2. Hiding the cat in the snow does not impress anyone, except for the cat.
3. It is always best not to bring up religion or politics, especially with the older generation.
-ie. a.) “I shouldn’t have to say grace. It is inconsiderate to assume everyone at this table is religious”(although this is true, nobody cares, and you will get slapped upside the head, and/or, glared at for the entire meal)
b.) Grandma - i’m really excited to see the liberals win the election.
Uncle- they will put us in a deficite. Conservatives need to be in power.
Cousin- the conservatives are power hungry, money grubbers, the NDP are the only party that actually stands for the people.

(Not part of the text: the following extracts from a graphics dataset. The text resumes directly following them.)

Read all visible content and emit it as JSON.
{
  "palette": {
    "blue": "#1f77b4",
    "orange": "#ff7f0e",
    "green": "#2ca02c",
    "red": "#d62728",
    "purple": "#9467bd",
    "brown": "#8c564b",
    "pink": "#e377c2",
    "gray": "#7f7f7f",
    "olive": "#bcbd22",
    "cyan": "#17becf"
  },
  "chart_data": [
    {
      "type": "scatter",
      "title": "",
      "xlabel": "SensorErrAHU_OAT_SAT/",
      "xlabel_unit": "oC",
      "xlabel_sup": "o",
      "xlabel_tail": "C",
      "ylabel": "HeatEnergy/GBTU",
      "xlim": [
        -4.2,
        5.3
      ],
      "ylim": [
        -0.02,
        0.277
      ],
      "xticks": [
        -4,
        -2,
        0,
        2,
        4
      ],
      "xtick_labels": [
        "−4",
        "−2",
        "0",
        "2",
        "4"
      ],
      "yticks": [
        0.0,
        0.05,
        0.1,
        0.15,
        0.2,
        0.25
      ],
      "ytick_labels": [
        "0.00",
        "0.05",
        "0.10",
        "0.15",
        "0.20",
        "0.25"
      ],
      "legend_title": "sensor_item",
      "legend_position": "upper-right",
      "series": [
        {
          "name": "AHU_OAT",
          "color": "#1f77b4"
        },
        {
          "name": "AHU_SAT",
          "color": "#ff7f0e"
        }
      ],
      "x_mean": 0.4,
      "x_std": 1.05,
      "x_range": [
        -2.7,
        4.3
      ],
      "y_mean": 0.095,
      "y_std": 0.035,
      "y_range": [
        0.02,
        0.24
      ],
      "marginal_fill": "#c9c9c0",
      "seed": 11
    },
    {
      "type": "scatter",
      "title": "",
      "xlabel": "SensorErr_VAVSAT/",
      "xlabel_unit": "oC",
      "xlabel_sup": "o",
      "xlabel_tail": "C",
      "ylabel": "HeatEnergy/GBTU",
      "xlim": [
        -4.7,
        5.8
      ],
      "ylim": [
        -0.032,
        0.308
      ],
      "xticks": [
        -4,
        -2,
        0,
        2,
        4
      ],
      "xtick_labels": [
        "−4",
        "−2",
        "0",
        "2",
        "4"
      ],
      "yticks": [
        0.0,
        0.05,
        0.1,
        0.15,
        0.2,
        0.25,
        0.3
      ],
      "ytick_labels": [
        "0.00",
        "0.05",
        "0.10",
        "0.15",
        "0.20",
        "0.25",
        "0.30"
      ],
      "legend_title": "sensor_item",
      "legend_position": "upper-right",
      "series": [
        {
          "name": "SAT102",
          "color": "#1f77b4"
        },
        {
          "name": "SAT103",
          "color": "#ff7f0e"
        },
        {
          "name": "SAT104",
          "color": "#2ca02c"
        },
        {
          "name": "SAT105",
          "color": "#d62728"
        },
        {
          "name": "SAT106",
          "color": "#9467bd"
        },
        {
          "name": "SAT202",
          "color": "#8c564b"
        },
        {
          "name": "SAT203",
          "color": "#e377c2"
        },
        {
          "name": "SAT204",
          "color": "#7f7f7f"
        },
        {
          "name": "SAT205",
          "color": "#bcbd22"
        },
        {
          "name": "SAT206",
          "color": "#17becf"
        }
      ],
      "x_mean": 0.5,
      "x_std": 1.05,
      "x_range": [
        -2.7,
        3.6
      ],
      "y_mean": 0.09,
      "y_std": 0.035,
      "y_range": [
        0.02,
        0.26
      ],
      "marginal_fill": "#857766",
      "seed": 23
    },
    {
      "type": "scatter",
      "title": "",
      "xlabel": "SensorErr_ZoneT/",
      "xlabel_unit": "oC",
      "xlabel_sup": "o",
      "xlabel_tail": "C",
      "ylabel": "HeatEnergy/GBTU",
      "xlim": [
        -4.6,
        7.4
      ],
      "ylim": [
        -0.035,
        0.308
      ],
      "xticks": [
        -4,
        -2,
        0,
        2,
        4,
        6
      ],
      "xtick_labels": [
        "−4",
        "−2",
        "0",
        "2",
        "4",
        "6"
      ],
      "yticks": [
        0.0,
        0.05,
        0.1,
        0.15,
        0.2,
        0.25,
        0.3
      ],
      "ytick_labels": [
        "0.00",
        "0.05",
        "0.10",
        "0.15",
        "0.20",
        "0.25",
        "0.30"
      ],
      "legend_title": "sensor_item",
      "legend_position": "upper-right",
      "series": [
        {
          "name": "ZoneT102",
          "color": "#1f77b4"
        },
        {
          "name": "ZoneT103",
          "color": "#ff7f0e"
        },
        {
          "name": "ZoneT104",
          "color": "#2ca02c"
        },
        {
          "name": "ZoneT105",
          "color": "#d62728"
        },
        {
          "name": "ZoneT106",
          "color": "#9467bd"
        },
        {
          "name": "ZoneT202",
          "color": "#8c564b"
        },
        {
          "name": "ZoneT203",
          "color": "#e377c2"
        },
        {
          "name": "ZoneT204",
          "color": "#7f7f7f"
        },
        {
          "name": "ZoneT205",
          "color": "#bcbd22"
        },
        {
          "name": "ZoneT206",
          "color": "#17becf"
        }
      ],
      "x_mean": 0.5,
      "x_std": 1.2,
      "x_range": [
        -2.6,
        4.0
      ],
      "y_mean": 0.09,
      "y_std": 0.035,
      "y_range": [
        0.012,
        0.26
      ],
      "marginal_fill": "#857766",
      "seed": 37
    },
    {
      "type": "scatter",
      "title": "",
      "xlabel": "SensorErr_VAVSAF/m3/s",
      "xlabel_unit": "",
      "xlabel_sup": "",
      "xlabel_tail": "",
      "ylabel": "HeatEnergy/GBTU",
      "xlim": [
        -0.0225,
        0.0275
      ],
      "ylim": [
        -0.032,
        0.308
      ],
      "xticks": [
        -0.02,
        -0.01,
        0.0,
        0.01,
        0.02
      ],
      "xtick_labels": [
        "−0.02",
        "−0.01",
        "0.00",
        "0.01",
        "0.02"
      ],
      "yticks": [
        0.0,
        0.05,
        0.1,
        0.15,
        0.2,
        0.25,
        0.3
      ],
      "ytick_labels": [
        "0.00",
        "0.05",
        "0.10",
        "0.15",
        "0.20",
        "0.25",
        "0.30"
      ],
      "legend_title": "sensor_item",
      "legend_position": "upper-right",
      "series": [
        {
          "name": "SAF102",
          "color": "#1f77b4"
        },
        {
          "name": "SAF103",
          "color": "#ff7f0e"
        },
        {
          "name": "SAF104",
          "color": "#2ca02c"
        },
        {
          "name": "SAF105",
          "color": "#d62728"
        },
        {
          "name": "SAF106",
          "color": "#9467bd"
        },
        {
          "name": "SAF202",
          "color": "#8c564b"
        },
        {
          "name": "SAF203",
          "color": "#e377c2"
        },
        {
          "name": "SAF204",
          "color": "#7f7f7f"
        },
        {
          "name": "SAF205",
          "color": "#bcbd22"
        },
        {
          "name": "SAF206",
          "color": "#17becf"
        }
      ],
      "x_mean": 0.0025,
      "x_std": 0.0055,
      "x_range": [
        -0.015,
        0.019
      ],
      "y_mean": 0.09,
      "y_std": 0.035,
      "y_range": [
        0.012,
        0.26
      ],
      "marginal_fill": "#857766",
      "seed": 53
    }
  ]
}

Sister- The green party is nice.
*full on brawl*
4. Do not get involved when people are fighting over who’s recipe is better. If you are directly asked deflect the conversation to another food related topic. ( “Is something burning?”or, “We should have duck next year.”)Jazz hands and slowly walking backwards out of the room also works really well.
5. Do not wrestle with any child under 5, the magnets in their head will pull directly to any hard, sharp-edged surface, resulting in no-one talking to you for the rest of the day.
6. Teaching younger kids inappropriate Christmas song adaptations, is surprisingly frowned upon.